IRC 125 - Med. Saving accounts

Max B. Sawicky sawicky at
Wed Mar 29 05:20:37 PST 2000

Most deductions of this sort are stacked towards upper income persons, say from the 70th to the 95th percentile. They don't mean much to the very rich.

Aside from the distribution, the 'cost-shifting' may be mostly illusory because workers could be bearing the entire cost in the first place. Money the employer spends on worker health insurance might otherwise be paid as wages. It wouldn't make any difference to the employer -- both sorts of payments are deductible to his/her taxes.

The real problem with MSA's is that they are not a suitable replacement for health insurance, since MSA's don't do anything for you if you have high medical expenses, where "high" is defined relative to your income, since what you can put into an MSA depends on your income.
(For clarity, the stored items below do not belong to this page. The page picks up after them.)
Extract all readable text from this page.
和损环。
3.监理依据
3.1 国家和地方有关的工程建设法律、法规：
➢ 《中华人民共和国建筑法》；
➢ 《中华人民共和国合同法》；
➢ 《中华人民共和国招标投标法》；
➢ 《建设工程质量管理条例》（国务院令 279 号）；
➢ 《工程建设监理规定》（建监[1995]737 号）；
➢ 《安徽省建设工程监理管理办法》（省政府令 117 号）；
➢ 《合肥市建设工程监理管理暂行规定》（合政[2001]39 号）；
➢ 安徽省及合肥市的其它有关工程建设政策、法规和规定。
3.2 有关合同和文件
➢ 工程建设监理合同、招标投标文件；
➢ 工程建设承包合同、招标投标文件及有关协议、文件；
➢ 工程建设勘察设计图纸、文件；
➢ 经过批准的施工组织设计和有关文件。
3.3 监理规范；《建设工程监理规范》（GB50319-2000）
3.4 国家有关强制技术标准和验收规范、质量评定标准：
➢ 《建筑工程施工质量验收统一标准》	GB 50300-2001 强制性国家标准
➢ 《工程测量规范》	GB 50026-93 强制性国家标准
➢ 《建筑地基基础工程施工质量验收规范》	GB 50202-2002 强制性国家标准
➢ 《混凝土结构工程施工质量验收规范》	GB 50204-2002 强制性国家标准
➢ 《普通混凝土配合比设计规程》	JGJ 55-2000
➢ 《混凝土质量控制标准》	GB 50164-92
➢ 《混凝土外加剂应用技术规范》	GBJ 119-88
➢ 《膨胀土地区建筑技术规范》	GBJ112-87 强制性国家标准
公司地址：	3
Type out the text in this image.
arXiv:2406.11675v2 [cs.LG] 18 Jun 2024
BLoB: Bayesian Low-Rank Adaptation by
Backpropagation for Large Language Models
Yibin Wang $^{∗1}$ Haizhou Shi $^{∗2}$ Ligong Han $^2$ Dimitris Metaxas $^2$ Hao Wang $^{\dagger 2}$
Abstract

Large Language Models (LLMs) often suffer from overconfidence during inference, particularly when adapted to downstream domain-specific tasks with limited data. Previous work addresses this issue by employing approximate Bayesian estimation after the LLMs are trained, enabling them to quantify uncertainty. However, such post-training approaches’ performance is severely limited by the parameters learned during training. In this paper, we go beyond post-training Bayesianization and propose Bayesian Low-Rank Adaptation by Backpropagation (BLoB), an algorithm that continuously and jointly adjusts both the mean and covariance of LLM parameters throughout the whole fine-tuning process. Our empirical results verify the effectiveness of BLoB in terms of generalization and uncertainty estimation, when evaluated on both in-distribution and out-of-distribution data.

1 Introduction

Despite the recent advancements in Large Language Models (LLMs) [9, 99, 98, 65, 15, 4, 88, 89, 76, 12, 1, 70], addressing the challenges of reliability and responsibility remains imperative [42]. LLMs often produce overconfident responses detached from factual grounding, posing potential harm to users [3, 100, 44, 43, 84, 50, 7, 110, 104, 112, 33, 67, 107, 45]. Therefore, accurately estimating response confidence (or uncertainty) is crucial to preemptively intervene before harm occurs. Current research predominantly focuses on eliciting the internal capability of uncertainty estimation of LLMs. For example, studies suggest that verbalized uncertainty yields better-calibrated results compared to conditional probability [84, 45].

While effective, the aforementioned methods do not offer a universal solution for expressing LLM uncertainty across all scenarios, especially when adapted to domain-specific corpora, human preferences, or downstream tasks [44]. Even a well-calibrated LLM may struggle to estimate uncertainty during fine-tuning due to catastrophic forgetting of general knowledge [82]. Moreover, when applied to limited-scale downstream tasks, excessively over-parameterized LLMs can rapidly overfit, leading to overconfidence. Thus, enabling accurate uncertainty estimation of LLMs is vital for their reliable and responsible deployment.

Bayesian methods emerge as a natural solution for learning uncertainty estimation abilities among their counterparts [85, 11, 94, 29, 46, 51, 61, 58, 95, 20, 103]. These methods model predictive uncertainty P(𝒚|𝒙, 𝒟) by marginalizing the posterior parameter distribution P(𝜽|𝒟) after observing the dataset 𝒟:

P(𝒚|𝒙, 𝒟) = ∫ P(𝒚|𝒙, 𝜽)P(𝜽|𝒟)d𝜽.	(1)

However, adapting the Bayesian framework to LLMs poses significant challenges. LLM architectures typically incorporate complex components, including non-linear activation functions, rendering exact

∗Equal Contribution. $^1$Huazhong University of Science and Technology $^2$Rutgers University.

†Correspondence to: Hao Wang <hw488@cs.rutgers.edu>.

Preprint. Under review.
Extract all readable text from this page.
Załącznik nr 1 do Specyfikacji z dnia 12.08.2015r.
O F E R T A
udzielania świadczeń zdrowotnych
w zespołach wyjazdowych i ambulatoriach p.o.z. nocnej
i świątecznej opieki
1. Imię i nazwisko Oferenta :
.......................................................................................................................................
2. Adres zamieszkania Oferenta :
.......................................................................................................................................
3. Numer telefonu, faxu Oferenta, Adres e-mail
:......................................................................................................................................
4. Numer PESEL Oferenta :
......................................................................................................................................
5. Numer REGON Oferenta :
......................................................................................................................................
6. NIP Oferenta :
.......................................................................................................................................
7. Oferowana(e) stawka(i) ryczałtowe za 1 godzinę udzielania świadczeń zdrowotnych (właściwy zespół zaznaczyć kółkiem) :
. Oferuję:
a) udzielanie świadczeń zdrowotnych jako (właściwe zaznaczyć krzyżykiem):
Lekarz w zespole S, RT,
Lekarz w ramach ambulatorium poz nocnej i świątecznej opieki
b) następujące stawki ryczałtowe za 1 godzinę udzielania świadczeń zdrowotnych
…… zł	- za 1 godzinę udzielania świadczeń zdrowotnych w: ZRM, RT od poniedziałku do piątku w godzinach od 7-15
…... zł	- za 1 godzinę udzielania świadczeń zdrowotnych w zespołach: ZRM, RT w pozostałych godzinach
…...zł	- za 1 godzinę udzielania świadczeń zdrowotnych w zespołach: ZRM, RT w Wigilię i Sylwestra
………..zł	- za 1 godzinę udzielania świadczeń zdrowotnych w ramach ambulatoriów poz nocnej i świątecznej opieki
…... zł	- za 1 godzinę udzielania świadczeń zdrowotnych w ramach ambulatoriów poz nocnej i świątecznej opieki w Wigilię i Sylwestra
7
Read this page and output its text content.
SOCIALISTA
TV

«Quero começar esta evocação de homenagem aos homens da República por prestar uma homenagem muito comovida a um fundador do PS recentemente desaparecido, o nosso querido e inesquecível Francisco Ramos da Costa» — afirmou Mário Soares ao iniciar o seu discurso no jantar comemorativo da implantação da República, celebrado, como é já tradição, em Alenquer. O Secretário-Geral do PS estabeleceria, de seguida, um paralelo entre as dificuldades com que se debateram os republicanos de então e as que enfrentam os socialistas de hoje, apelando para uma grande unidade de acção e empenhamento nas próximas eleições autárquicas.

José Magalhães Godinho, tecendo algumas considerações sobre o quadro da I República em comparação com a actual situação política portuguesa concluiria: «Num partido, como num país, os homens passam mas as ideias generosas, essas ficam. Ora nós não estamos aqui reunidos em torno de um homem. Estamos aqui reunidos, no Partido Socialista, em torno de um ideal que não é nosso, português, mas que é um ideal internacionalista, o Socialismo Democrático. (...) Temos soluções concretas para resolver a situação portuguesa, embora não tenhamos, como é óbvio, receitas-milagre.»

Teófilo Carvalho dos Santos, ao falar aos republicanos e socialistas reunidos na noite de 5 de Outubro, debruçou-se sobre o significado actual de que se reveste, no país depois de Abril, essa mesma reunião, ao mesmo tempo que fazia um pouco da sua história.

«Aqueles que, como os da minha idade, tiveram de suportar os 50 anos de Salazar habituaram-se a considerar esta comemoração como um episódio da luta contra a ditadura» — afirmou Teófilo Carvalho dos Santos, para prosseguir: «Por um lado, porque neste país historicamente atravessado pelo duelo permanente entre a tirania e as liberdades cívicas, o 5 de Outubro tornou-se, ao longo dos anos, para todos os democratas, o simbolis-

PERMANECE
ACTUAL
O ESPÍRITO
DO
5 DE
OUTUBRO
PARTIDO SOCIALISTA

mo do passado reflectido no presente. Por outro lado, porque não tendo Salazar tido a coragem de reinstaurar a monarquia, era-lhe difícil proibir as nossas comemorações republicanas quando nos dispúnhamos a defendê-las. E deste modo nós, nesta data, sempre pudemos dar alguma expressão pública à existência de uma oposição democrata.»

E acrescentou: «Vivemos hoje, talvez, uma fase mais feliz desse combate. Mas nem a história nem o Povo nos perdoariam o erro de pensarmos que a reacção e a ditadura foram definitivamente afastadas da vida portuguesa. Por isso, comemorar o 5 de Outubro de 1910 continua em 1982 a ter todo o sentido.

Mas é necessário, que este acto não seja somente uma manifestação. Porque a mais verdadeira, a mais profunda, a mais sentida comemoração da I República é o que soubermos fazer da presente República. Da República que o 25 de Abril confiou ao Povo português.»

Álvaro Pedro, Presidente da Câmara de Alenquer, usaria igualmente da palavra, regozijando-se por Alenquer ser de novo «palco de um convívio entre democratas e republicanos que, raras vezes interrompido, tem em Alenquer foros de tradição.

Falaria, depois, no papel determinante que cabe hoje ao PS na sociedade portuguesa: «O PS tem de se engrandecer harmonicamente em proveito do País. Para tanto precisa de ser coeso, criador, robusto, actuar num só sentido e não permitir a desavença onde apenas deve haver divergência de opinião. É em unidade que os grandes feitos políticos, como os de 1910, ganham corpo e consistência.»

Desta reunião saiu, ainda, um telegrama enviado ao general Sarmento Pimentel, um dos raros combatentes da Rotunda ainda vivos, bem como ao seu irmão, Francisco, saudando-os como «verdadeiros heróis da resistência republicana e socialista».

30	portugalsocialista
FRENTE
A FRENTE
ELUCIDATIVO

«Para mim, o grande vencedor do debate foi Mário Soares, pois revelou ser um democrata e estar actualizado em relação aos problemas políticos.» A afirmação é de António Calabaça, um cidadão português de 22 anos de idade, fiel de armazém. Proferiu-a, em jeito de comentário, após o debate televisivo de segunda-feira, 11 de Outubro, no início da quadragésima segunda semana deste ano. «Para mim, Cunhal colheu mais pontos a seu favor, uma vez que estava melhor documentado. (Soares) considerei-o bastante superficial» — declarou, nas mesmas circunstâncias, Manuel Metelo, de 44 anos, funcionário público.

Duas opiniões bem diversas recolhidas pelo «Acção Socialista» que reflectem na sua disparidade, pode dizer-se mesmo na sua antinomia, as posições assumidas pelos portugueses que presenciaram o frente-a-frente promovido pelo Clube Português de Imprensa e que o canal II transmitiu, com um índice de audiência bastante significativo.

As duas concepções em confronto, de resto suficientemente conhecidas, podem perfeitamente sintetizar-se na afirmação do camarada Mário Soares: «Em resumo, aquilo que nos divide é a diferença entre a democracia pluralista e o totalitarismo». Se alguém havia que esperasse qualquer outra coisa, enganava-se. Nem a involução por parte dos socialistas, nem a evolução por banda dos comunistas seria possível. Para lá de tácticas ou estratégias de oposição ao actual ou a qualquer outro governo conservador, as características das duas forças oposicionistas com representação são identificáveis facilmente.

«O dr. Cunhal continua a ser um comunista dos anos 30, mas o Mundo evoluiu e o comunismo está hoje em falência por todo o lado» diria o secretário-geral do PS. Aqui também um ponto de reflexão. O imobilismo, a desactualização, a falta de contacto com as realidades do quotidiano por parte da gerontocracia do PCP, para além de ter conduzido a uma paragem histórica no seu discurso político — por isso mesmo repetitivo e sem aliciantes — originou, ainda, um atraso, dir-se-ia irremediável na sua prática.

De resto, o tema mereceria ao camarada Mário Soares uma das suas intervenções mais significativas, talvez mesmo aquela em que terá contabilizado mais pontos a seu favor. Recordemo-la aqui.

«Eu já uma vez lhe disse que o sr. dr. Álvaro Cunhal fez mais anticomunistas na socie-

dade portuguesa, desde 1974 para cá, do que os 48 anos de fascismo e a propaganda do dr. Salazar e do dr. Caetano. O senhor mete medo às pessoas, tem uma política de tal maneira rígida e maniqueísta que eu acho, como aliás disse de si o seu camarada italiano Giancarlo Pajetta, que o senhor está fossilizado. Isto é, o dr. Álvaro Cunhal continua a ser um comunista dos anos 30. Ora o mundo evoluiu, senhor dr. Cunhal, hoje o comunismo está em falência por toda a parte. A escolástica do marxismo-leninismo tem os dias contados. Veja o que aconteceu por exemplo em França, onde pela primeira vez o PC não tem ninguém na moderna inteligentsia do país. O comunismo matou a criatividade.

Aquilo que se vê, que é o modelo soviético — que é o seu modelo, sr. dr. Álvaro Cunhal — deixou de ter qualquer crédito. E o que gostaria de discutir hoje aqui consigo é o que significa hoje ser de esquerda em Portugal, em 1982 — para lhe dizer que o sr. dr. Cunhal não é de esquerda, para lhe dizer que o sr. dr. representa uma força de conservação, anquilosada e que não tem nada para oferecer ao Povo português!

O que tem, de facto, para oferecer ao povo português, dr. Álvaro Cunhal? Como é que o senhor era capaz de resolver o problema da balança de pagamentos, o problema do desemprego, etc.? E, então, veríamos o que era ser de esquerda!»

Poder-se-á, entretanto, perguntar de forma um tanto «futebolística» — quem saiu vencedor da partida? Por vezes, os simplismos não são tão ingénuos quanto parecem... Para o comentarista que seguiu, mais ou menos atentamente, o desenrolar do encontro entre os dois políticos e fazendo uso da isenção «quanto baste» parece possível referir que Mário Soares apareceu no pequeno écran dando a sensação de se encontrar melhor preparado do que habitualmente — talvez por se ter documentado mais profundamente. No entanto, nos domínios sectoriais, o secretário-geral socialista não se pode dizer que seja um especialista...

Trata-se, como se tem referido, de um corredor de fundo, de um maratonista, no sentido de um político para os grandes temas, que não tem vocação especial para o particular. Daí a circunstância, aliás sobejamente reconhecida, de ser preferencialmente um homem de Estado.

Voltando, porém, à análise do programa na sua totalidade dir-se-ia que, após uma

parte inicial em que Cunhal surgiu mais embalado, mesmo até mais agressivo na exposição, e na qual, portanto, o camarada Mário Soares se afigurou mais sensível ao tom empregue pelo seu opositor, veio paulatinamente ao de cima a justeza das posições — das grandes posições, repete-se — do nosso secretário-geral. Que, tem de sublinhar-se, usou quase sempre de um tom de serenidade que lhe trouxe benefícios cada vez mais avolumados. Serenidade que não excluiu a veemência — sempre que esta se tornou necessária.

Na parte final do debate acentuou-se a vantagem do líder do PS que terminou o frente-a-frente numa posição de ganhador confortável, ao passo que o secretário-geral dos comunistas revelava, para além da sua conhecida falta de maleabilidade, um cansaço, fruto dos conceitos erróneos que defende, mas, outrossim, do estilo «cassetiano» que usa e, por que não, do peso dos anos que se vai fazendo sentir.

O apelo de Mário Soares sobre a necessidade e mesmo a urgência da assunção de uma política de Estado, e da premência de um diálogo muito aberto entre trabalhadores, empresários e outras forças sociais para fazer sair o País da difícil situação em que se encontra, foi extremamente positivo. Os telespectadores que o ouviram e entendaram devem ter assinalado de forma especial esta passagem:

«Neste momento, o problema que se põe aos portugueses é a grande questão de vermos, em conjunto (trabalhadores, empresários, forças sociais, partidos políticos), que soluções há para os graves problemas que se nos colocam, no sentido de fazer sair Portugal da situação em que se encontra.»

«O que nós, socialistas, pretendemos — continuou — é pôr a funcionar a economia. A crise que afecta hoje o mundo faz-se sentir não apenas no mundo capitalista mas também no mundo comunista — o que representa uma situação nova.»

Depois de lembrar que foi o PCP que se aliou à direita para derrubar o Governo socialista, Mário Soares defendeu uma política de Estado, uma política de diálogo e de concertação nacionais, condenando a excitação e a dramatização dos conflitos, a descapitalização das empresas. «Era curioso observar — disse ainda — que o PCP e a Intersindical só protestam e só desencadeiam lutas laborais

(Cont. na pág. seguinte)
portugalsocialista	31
-----Original Message----- From: owner-lbo-talk at [mailto:owner-lbo-talk at]On Behalf Of Steve Grube Sent: Wednesday, March 29, 2000 1:09 AM To: LeftBusObsrvr Subject: IRC 125 - Med. Saving accounts

My employer has just started to offer this benefit, and it is "sold" as a win-win for everyone----right! My impression so far is that it is a greater tax break for the employer than the employee. One website I looked at even said it paves the way for greater cost shifting to employees! I'm reminded of Prop 13 in California in the late seventies. I had just become a homeowner and had a vested interest in seeing California real estate tax come down, so I voted yes. But in fact 2/3 of the tax break ended up in corporations hands so what's the point if the end result after 20+ years is a steady reduction in the proportion of tax corporations pay?

Does anyone know the real story of IRC 125 (&127?) and exactly who wins and how?